Uzmanlar, yüksek enerji maliyetleri, artan küresel rekabet ve faiz oranlarının ekonomiyi baskıladığını belirtiyor. Ayrıca, Kasım 2024’te üçlü koalisyon hükümetinin dağılmasıyla oluşan siyasi belirsizlik de riskleri artırıyor. 23 Şubat’ta yapılacak erken seçimlerin ardından ekonomide nasıl bir yol izleneceği merak konusu.

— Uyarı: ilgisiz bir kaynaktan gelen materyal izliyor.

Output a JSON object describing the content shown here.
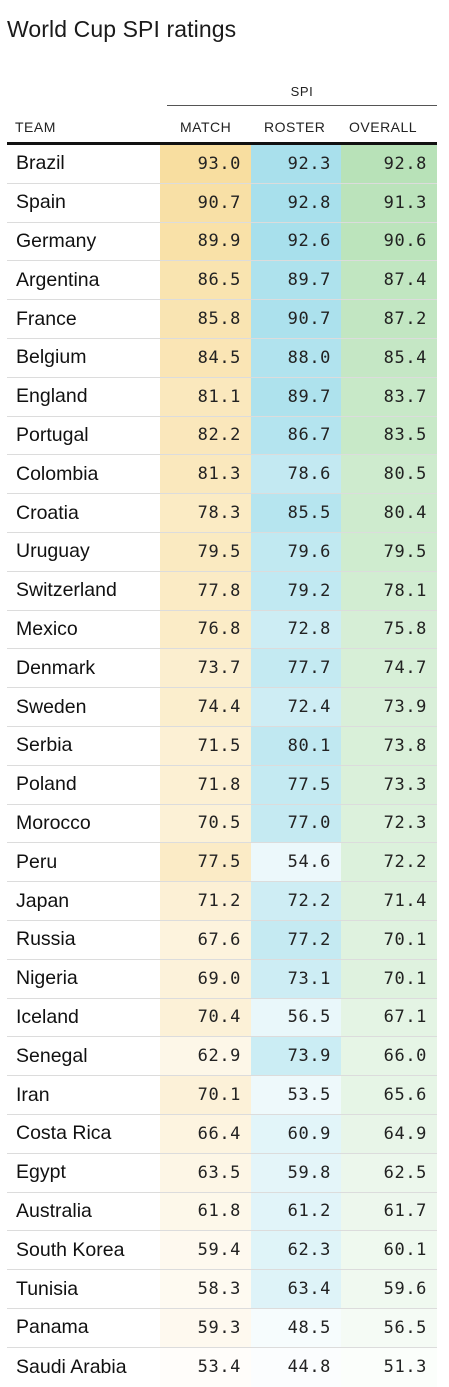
{
  "chart_data": {
    "type": "table",
    "title": "World Cup SPI ratings",
    "group_header": "SPI",
    "columns": [
      "TEAM",
      "MATCH",
      "ROSTER",
      "OVERALL"
    ],
    "colors": {
      "match": "#f8dea0",
      "roster": "#a8e0ec",
      "overall": "#b8e2b8"
    },
    "rows": [
      {
        "team": "Brazil",
        "match": "93.0",
        "roster": "92.3",
        "overall": "92.8"
      },
      {
        "team": "Spain",
        "match": "90.7",
        "roster": "92.8",
        "overall": "91.3"
      },
      {
        "team": "Germany",
        "match": "89.9",
        "roster": "92.6",
        "overall": "90.6"
      },
      {
        "team": "Argentina",
        "match": "86.5",
        "roster": "89.7",
        "overall": "87.4"
      },
      {
        "team": "France",
        "match": "85.8",
        "roster": "90.7",
        "overall": "87.2"
      },
      {
        "team": "Belgium",
        "match": "84.5",
        "roster": "88.0",
        "overall": "85.4"
      },
      {
        "team": "England",
        "match": "81.1",
        "roster": "89.7",
        "overall": "83.7"
      },
      {
        "team": "Portugal",
        "match": "82.2",
        "roster": "86.7",
        "overall": "83.5"
      },
      {
        "team": "Colombia",
        "match": "81.3",
        "roster": "78.6",
        "overall": "80.5"
      },
      {
        "team": "Croatia",
        "match": "78.3",
        "roster": "85.5",
        "overall": "80.4"
      },
      {
        "team": "Uruguay",
        "match": "79.5",
        "roster": "79.6",
        "overall": "79.5"
      },
      {
        "team": "Switzerland",
        "match": "77.8",
        "roster": "79.2",
        "overall": "78.1"
      },
      {
        "team": "Mexico",
        "match": "76.8",
        "roster": "72.8",
        "overall": "75.8"
      },
      {
        "team": "Denmark",
        "match": "73.7",
        "roster": "77.7",
        "overall": "74.7"
      },
      {
        "team": "Sweden",
        "match": "74.4",
        "roster": "72.4",
        "overall": "73.9"
      },
      {
        "team": "Serbia",
        "match": "71.5",
        "roster": "80.1",
        "overall": "73.8"
      },
      {
        "team": "Poland",
        "match": "71.8",
        "roster": "77.5",
        "overall": "73.3"
      },
      {
        "team": "Morocco",
        "match": "70.5",
        "roster": "77.0",
        "overall": "72.3"
      },
      {
        "team": "Peru",
        "match": "77.5",
        "roster": "54.6",
        "overall": "72.2"
      },
      {
        "team": "Japan",
        "match": "71.2",
        "roster": "72.2",
        "overall": "71.4"
      },
      {
        "team": "Russia",
        "match": "67.6",
        "roster": "77.2",
        "overall": "70.1"
      },
      {
        "team": "Nigeria",
        "match": "69.0",
        "roster": "73.1",
        "overall": "70.1"
      },
      {
        "team": "Iceland",
        "match": "70.4",
        "roster": "56.5",
        "overall": "67.1"
      },
      {
        "team": "Senegal",
        "match": "62.9",
        "roster": "73.9",
        "overall": "66.0"
      },
      {
        "team": "Iran",
        "match": "70.1",
        "roster": "53.5",
        "overall": "65.6"
      },
      {
        "team": "Costa Rica",
        "match": "66.4",
        "roster": "60.9",
        "overall": "64.9"
      },
      {
        "team": "Egypt",
        "match": "63.5",
        "roster": "59.8",
        "overall": "62.5"
      },
      {
        "team": "Australia",
        "match": "61.8",
        "roster": "61.2",
        "overall": "61.7"
      },
      {
        "team": "South Korea",
        "match": "59.4",
        "roster": "62.3",
        "overall": "60.1"
      },
      {
        "team": "Tunisia",
        "match": "58.3",
        "roster": "63.4",
        "overall": "59.6"
      },
      {
        "team": "Panama",
        "match": "59.3",
        "roster": "48.5",
        "overall": "56.5"
      },
      {
        "team": "Saudi Arabia",
        "match": "53.4",
        "roster": "44.8",
        "overall": "51.3"
      }
    ]
  }
}
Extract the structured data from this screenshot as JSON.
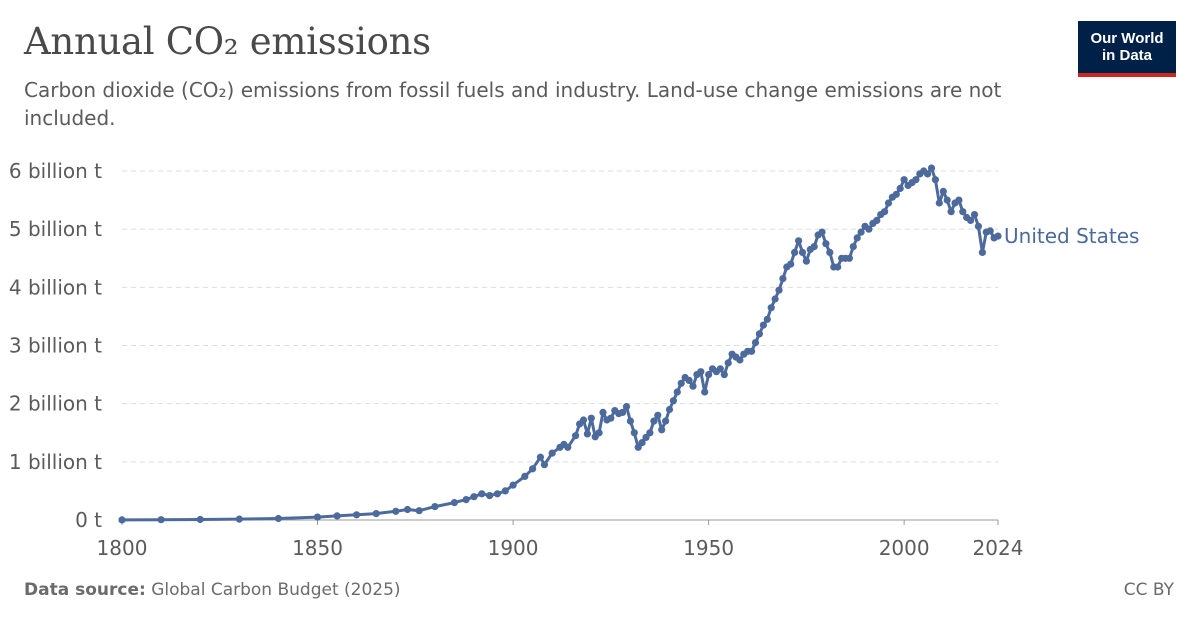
{
  "header": {
    "title": "Annual CO₂ emissions",
    "subtitle": "Carbon dioxide (CO₂) emissions from fossil fuels and industry. Land-use change emissions are not included.",
    "logo_line1": "Our World",
    "logo_line2": "in Data"
  },
  "footer": {
    "source_label": "Data source:",
    "source_value": "Global Carbon Budget (2025)",
    "license": "CC BY"
  },
  "colors": {
    "series": "#4c6a9c",
    "grid": "#dddddd",
    "axis": "#5b5b5b",
    "logo_bg": "#002147",
    "logo_accent": "#ce261e"
  },
  "chart_data": {
    "type": "line",
    "title": "Annual CO₂ emissions",
    "xlabel": "",
    "ylabel": "",
    "xlim": [
      1800,
      2024
    ],
    "ylim": [
      0,
      6000000000
    ],
    "x_ticks": [
      "1800",
      "1850",
      "1900",
      "1950",
      "2000",
      "2024"
    ],
    "x_tick_values": [
      1800,
      1850,
      1900,
      1950,
      2000,
      2024
    ],
    "y_ticks": [
      "0 t",
      "1 billion t",
      "2 billion t",
      "3 billion t",
      "4 billion t",
      "5 billion t",
      "6 billion t"
    ],
    "y_tick_values": [
      0,
      1000000000,
      2000000000,
      3000000000,
      4000000000,
      5000000000,
      6000000000
    ],
    "grid": true,
    "series": [
      {
        "name": "United States",
        "x": [
          1800,
          1810,
          1820,
          1830,
          1840,
          1850,
          1855,
          1860,
          1865,
          1870,
          1873,
          1876,
          1880,
          1885,
          1888,
          1890,
          1892,
          1894,
          1896,
          1898,
          1900,
          1903,
          1905,
          1907,
          1908,
          1910,
          1912,
          1913,
          1914,
          1916,
          1917,
          1918,
          1919,
          1920,
          1921,
          1922,
          1923,
          1924,
          1925,
          1926,
          1927,
          1928,
          1929,
          1930,
          1931,
          1932,
          1933,
          1934,
          1935,
          1936,
          1937,
          1938,
          1939,
          1940,
          1941,
          1942,
          1943,
          1944,
          1945,
          1946,
          1947,
          1948,
          1949,
          1950,
          1951,
          1952,
          1953,
          1954,
          1955,
          1956,
          1957,
          1958,
          1959,
          1960,
          1961,
          1962,
          1963,
          1964,
          1965,
          1966,
          1967,
          1968,
          1969,
          1970,
          1971,
          1972,
          1973,
          1974,
          1975,
          1976,
          1977,
          1978,
          1979,
          1980,
          1981,
          1982,
          1983,
          1984,
          1985,
          1986,
          1987,
          1988,
          1989,
          1990,
          1991,
          1992,
          1993,
          1994,
          1995,
          1996,
          1997,
          1998,
          1999,
          2000,
          2001,
          2002,
          2003,
          2004,
          2005,
          2006,
          2007,
          2008,
          2009,
          2010,
          2011,
          2012,
          2013,
          2014,
          2015,
          2016,
          2017,
          2018,
          2019,
          2020,
          2021,
          2022,
          2023,
          2024
        ],
        "values": [
          2000000,
          5000000,
          8000000,
          15000000,
          25000000,
          50000000,
          70000000,
          90000000,
          110000000,
          150000000,
          180000000,
          160000000,
          230000000,
          300000000,
          350000000,
          400000000,
          450000000,
          420000000,
          450000000,
          500000000,
          600000000,
          750000000,
          880000000,
          1080000000,
          950000000,
          1150000000,
          1250000000,
          1300000000,
          1250000000,
          1450000000,
          1650000000,
          1720000000,
          1480000000,
          1750000000,
          1430000000,
          1500000000,
          1850000000,
          1720000000,
          1750000000,
          1880000000,
          1830000000,
          1850000000,
          1950000000,
          1700000000,
          1500000000,
          1250000000,
          1330000000,
          1420000000,
          1500000000,
          1700000000,
          1800000000,
          1550000000,
          1700000000,
          1900000000,
          2050000000,
          2200000000,
          2350000000,
          2450000000,
          2400000000,
          2300000000,
          2500000000,
          2550000000,
          2200000000,
          2500000000,
          2600000000,
          2550000000,
          2600000000,
          2500000000,
          2700000000,
          2850000000,
          2800000000,
          2750000000,
          2850000000,
          2900000000,
          2900000000,
          3050000000,
          3200000000,
          3350000000,
          3450000000,
          3650000000,
          3800000000,
          3950000000,
          4150000000,
          4350000000,
          4400000000,
          4600000000,
          4800000000,
          4600000000,
          4450000000,
          4650000000,
          4700000000,
          4900000000,
          4950000000,
          4750000000,
          4600000000,
          4350000000,
          4350000000,
          4500000000,
          4500000000,
          4500000000,
          4700000000,
          4850000000,
          4950000000,
          5050000000,
          5000000000,
          5100000000,
          5150000000,
          5250000000,
          5300000000,
          5450000000,
          5550000000,
          5600000000,
          5700000000,
          5850000000,
          5750000000,
          5800000000,
          5850000000,
          5950000000,
          6000000000,
          5950000000,
          6050000000,
          5850000000,
          5450000000,
          5650000000,
          5500000000,
          5300000000,
          5450000000,
          5500000000,
          5300000000,
          5200000000,
          5150000000,
          5250000000,
          5050000000,
          4600000000,
          4950000000,
          4970000000,
          4850000000,
          4880000000
        ],
        "label": "United States"
      }
    ]
  }
}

Öte yandan, ABD Başkanı Donald Trump’ın AB ülkelerine yönelik gümrük vergilerini artırma planı da Almanya için büyük bir tehdit oluşturuyor. ABD, Alman ihracatının yaklaşık yüzde 10’unu oluşturuyor ve olası kısıtlamaların ekonomiyi daha da zorlaması bekleniyor.
Çalışan kesim, emekli olmayı düşünmüyor
Çalışanlar emekli olmayı düşünmüyor. Bunun nedeni, emekli aylıklarının 700 eurodan başlaması. Bu maaşlarla ülkede geçinmenin imkansız olduğunu belirten gurbetçiler, sosyal devletin de çöküşte olduğunu, hastanelerde saatlerce sıra beklediklerini, buna karşın yeterince tedavi imkanı bulamadıklarından dert yanıyor. Aile sağlığı merkezleri gibi bir uygulamanın bulunmadığı Almanya’da vatandaşlar, hastanelerde yeterli tedavi hizmetinin verilmediğini belirtiyor.

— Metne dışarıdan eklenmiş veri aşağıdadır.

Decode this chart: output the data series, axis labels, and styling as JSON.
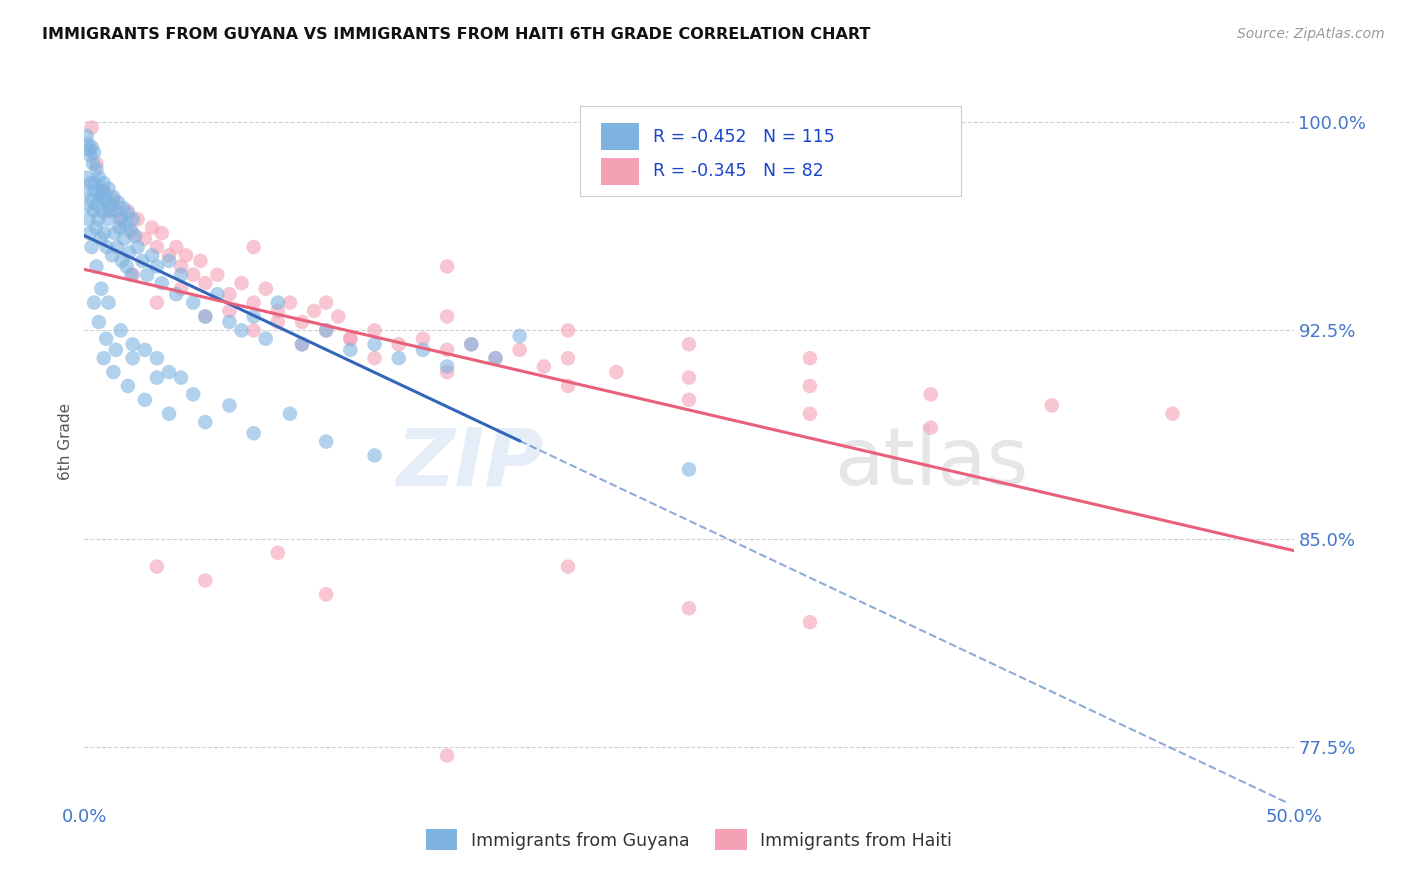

Okullarda da temizlik ürünlerinin öğretmenler tarafından karşılandığını, örneğin tuvalet kağıdının bile öğretmenler tarafından temin edildiği ifade ediliyor. Ayrıca öğrencilerin oturmak için sıra bulamadıkları, yerlerde minder üstünde eğitim gördükleri de vurgulanıyor. Almanya’da yaşayan Türk toplumu, Türkiye’de yaşayanların gerçekten şanslı olduğunu, Türkiye’de sunulan imkanların Almanya’da bulunmadığını ifade ediyor.